Unlocking Agentic RL Training for GPT-OSS: A Practical Retrospective
read at source ↗ huggingface.co
Unlocking Agentic RL Training for GPT-OSS: A Practical Retrospective
Source: HuggingFace Date: 2026-01-27 URL: https://huggingface.co/blog/LinkedIn/gpt-oss-agentic-rl
Summary
Engineering retrospective from LinkedIn on stabilizing PPO-based agentic RL training for GPT-OSS (120B MoE). Three engineering contributions: (1) fixing MoE log-probability mismatch in on-policy PPO (force old_log_prob = log_prob.detach() when truly on-policy); (2) implementing FlashAttention v3 backward pass for attention sinks, eliminating training/inference mismatch; (3) memory-efficient MoE materialization + sequence parallelism.

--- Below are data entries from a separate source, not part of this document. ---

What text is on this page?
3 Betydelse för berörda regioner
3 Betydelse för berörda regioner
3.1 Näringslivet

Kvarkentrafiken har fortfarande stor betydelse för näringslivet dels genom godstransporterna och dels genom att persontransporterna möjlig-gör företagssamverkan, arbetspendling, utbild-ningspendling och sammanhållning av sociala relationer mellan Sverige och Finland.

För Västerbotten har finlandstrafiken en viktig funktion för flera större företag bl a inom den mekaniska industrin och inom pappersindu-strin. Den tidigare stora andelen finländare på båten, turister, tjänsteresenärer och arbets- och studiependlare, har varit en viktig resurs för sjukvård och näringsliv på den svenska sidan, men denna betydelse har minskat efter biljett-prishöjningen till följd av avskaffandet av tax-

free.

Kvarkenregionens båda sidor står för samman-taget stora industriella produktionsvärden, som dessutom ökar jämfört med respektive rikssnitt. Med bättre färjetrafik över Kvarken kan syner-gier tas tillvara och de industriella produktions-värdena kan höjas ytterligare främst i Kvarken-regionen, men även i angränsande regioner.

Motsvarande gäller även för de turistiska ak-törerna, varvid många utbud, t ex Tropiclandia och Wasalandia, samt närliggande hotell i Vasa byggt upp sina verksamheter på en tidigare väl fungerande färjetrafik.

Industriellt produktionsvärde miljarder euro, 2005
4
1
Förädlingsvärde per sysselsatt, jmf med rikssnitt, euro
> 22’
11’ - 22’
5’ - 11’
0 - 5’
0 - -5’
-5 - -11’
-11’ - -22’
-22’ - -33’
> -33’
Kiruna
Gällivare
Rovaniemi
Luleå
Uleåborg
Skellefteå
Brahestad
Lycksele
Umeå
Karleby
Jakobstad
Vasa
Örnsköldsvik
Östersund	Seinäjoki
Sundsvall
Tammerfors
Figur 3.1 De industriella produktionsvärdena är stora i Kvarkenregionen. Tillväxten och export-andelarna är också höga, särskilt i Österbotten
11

Tested on 16 H200 nodes, 8k prompt + 16k response lengths. Without these fixes, training collapsed on VerifyIf; with them, stable convergence on GSM8K, VerifyIf, ReTool.
Implications
Thread: open-weights ecosystem health / agentic patterns. LinkedIn publishing specific fixes for GPT-OSS agentic RL training is valuable engineering knowledge for anyone attempting similar work — MoE on-policy PPO mismatch and attention sink support gaps are non-obvious failure modes. The code will be released pending internal review, so watch for the repo. The FlashAttention v3 attention sink backward pass is a contribution that should propagate back upstream. This confirms GPT-OSS 120B as a viable foundation for production agentic RL, which was an open question before this post.